The invention relates to a spun-bonded nonwoven fabric made of polyolefin filaments having a titer<1.6 dtex. The spun-bonded nonwoven fabric is characterized by special barrier properties.
The invention further relates to the manufacture of a laminate using the spun-bonded nonwoven fabric according to the invention, and use of the spun-bonded nonwoven fabric and use of the laminate manufactured using the spun-bonded nonwoven fabric.
Nonwoven fabrics are textile fabrics which may be manufactured in various ways. In addition to wet nonwoven fabric and dry nonwoven fabric manufacture, a distinction is made between melt spinning and melt blowing (melt-blown technology). The two technologies, melt spinning and melt blowing, have the advantage that the plastic granules may be directly converted to the finished fabric using an appropriate manufacturing unit. This is the basis for the comparatively high productivity of these units in nonwoven fabric manufacture.
In melt spinning, polymer granules are melted in an extruder, pressed through the openings (referred to as spinnerets) in a spinning plate, and after cooling are pneumatically or mechanically drawn. The drawing process determines the final strength of the filaments. After drawing, the filaments are deposited loose on a moving laydown belt, and in the region of the contacting intersection points are chemically or thermally bonded to produce so-called interlacing points. With increased bonding, the softness of the nonwoven fabric thus formed decreases and its flexural strength increases. Multiple superposed spun-bonded nonwoven fabric layers which are the same or different may be thermally bonded, for example by calendering, to produce a composite material (laminate).

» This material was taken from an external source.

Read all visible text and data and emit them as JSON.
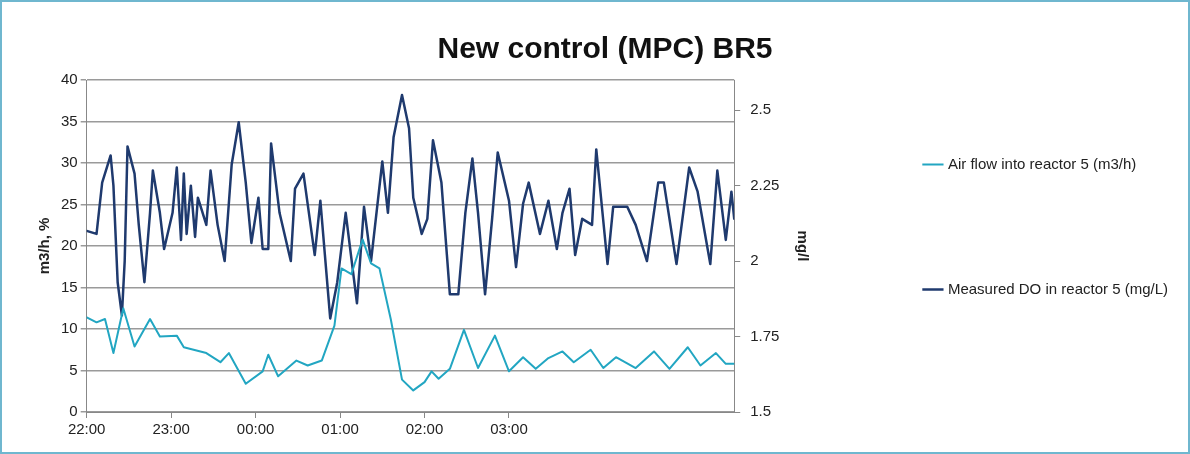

The productivity is lower for melt blowing than for melt spinning. As a result, the nonwoven fabrics produced by melt blowing (melt-blown technologies) have a lower mechanical load capacity than those produced by melt spinning. In comparison to melt spinning, however, melt blowing is technically more complex and therefore more costly.

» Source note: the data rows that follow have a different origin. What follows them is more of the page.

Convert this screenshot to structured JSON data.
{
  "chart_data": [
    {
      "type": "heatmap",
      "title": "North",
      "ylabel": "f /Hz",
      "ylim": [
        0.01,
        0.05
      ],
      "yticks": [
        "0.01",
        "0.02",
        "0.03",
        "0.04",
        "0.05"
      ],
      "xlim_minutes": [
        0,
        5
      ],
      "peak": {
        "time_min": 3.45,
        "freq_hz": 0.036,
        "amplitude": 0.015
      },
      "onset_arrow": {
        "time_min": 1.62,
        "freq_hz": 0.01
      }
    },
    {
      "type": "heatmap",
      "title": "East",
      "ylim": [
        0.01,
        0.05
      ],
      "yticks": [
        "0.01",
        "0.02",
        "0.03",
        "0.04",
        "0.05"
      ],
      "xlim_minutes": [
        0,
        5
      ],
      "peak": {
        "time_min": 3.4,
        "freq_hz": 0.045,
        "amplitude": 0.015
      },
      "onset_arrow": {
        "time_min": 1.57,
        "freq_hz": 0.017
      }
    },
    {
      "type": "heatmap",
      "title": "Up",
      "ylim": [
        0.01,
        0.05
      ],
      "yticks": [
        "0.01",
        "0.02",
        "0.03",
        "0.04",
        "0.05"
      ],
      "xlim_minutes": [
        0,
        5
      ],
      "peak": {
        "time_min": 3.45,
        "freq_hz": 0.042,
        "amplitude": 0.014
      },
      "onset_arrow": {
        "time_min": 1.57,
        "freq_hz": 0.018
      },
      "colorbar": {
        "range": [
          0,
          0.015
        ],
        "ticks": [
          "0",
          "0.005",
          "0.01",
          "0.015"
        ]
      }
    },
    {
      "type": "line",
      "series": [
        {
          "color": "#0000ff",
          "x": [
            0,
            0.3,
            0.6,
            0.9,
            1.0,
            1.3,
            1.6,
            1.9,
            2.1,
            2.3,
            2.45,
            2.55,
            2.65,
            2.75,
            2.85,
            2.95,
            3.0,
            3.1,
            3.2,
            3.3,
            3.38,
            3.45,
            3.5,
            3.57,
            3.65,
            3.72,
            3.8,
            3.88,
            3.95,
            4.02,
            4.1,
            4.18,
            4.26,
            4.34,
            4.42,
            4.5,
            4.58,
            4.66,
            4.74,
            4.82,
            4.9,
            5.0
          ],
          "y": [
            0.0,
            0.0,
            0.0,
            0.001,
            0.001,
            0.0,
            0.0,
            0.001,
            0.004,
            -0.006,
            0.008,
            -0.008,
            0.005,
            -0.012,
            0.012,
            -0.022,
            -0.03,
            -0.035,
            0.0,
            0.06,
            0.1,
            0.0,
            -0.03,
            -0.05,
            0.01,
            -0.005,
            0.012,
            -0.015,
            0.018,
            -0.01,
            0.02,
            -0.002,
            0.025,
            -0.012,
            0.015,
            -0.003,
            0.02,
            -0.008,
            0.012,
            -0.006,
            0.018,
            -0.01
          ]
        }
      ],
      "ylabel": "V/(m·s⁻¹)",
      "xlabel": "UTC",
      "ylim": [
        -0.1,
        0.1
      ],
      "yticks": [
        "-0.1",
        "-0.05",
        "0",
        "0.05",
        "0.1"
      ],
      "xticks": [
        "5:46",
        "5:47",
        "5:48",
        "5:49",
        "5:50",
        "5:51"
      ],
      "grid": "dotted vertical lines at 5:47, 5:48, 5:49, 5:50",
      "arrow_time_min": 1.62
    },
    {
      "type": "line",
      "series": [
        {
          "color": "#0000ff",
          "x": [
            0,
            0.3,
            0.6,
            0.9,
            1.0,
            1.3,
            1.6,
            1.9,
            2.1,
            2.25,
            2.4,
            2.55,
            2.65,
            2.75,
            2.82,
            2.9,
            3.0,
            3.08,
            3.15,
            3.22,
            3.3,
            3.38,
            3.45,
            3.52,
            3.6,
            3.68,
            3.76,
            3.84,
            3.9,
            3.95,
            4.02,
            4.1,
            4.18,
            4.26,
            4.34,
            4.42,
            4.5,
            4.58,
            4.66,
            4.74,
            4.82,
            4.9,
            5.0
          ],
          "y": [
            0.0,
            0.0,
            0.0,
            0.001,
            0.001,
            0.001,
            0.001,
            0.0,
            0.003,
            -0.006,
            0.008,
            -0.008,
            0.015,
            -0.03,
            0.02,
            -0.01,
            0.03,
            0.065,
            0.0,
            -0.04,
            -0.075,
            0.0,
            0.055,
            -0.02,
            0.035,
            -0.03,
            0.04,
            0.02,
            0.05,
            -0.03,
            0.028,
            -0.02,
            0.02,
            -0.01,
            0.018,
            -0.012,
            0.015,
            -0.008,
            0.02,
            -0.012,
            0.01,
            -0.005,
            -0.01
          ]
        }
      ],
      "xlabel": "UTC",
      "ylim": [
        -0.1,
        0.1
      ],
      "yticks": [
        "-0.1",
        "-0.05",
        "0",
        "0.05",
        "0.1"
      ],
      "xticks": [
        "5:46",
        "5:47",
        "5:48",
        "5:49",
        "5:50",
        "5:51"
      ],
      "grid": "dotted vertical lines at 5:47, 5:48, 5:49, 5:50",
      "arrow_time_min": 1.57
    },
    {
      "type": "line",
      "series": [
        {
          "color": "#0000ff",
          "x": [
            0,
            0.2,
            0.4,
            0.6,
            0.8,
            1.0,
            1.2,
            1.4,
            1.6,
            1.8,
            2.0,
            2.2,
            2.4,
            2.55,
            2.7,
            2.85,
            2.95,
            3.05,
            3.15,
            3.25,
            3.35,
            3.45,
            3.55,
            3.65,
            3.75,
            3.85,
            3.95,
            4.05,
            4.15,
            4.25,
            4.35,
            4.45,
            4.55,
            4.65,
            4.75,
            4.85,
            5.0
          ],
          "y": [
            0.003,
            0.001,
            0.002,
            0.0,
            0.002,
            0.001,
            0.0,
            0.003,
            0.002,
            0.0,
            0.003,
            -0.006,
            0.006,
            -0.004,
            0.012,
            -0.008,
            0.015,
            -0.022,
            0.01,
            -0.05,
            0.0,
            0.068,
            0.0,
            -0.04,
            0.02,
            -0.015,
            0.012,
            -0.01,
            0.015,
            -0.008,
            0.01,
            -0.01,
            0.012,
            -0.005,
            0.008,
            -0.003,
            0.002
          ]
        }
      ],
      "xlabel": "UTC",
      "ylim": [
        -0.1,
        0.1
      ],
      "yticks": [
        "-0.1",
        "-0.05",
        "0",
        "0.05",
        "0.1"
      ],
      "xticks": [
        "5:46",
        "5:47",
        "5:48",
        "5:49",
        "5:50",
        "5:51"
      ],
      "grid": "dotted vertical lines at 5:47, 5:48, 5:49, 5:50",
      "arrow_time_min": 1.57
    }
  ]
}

The aim of low-cost nonwoven fabric manufacture, therefore, is to replace, or, for laminate manufacturing, to reduce, the nonwoven fabrics produced by melt blowing by nonwoven fabrics which ideally have been produced completely by melt spinning. However, this first requires that the barrier properties of the layers produced by melt spinning be significantly improved.
The barrier properties of a nonwoven fabric are characterized, among other factors, by its air permeability and waterproofness. The measure for the waterproofness is the water pressure, expressed in mbar or in cm of a water column, at which the first water droplets penetrate the test material at the third location on the test surface.
Various other measures are known from the prior art for improving the barrier properties of the nonwoven fabrics produced by melt spinning. In addition to coating the melted spun-bonded nonwoven fabrics and applying films for improving the barrier properties, these measures include above all the use of bicomponent fibers, for example core/sheath fibers or splittable fibers. Coatings or films disadvantageously result in additional raw material and manufacturing costs. The coatings or films may also adversely affect the breathability. The disadvantage of the bicomponent fibers is their high cost.
In addition, increasing the basis weight and using fibers with a greater degree of fineness are known measures for improving the barrier properties of spun-bonded nonwoven fabrics.
U.S. Pat. No. 5,885,909 describes a spun-bonded nonwoven fabric having fibers with a fineness of 1 denier or less and characterized by a Frazier air permeability of at least 70 m3/(m2·min) and a water column of at least 15 cm. The essence of the invention lies in the teaching that the pore size and thus the air permeability and waterproofness of the melt-spun nonwoven fabric produced from the filaments may be influenced by the filament hardness and the fineness of the filaments.